“赶紧去柴房将冰烟请出来。”宁从安不愿与之纠缠,当即沉声道。
冰旋一听,面色一沉:“是谁给冰烟这贱人传的话,竟然连主子的话都不听了,拉出去杖毙!”
“蠢货!”宁从安忍无可忍,咬牙一吼,冰旋吓的一哆嗦:“你知道你办了多么大一个蠢事,现在父皇在宫里等着见冰烟,你这个不知死活的竟然将人关在皇子府里,若是让父皇知道他要见的人被你给关起来,你这个大不敬的罪名还逃的掉吗!便是我也会在父皇面前形象大损,你竟然还不知毁改,还想寻别人晦气,蠢!”
冰旋一惊,心中不是滋味:“这小贱人,在哪里学的狐媚术,一回来父皇便要见她,简直不要脸,下贱!”
“快点,别废话!”宁从安气极,拉扯着冰旋便往外拉。
冰旋本来气的涨红脖子,宁从安手上又不温柔,最后扯着衣服,这一拖冰旋身子一歪,直接被衣服勒住了,冰旋当即憋的满脸通空:“唔唔,松……松手……”

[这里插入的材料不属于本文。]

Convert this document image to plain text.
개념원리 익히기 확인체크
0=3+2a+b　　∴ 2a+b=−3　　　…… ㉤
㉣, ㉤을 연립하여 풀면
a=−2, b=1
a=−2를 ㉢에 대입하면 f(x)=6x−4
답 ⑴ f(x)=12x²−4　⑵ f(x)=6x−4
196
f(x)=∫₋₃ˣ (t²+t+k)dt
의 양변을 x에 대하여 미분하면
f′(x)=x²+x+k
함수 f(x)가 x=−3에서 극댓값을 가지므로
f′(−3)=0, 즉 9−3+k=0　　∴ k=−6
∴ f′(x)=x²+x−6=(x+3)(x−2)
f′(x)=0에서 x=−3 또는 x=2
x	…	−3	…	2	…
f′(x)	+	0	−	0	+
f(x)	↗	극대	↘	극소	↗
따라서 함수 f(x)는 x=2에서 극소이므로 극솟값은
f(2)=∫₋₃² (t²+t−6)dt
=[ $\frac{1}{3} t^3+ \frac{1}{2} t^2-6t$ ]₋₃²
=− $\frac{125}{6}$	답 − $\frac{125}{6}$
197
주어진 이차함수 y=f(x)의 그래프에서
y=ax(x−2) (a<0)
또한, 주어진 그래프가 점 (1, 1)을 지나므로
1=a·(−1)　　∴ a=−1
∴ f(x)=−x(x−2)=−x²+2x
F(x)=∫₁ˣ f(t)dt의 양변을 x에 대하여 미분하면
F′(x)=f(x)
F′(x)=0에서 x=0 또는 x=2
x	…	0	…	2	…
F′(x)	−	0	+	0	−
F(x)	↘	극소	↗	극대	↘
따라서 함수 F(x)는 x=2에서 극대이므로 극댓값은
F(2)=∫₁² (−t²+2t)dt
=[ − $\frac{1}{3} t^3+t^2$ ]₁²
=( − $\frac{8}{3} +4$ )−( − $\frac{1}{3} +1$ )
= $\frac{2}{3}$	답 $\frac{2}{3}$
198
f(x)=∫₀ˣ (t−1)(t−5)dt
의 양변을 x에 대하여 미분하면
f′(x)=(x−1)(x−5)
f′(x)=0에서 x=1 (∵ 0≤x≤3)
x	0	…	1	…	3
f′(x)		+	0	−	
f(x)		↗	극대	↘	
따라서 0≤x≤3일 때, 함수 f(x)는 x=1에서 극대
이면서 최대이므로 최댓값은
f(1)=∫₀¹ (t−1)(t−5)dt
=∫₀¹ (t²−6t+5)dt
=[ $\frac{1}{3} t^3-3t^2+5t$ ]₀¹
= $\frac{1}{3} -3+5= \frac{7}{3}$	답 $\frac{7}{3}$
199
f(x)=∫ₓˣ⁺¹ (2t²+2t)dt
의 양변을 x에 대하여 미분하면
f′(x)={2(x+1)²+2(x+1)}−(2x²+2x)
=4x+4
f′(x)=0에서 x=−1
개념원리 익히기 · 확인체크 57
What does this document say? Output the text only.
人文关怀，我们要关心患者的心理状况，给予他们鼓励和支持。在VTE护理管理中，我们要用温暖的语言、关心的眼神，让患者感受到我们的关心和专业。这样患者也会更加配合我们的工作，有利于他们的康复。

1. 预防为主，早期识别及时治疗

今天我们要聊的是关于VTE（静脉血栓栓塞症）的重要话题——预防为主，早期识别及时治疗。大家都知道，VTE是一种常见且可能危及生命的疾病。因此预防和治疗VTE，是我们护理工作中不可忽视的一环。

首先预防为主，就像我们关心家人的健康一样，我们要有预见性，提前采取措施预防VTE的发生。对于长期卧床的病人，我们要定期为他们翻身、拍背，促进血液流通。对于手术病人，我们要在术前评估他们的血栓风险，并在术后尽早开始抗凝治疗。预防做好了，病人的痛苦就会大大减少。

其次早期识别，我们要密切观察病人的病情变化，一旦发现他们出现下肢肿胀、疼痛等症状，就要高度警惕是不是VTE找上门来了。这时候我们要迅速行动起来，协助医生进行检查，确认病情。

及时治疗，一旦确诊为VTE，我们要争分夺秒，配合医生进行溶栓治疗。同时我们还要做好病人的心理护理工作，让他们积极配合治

冰旋无法,不禁拍打宁从安的手解救,宁从安反以为冰旋这是气上他了,恨的反手一个巴掌:“闭嘴,立即过去!”
冰旋恨的咬牙切齿,怎么又是冰烟这个贱人,一跟这个贱人扯上关系,准没有好事,这个贱人又是走的什么狗屎运,处处能逢凶化吉!
来到柴房的时候,还没走进去,便看到两排要站在柴房外面的下人,一副迎接人的样子,冰旋本来面带傲气,然而看到高坐在柴房里,笑饮着茶望着铁青脸的她的冰烟,冰旋一口气聚在胸口,差点没憋过去气。
这小贱人竟然敢嘲笑她!
宁从安心中一跳,难道这冰烟发现了什么?
不会!
这件事做的干净俐落,绝对不会有什么问题,而且看样子他的计划达到了,这冰烟果然是上勾了,福来酒楼一出事,她立即回京,她果然是福来酒楼的背后老板!
这么想着宁从安心头不禁有些火热,这真的是当初那个懦弱无能的丞相府庶女吗,那个被冰旋踩到脚底下,就算冰旋让她吃屎,她也绝不敢说个不字的废物草包吗?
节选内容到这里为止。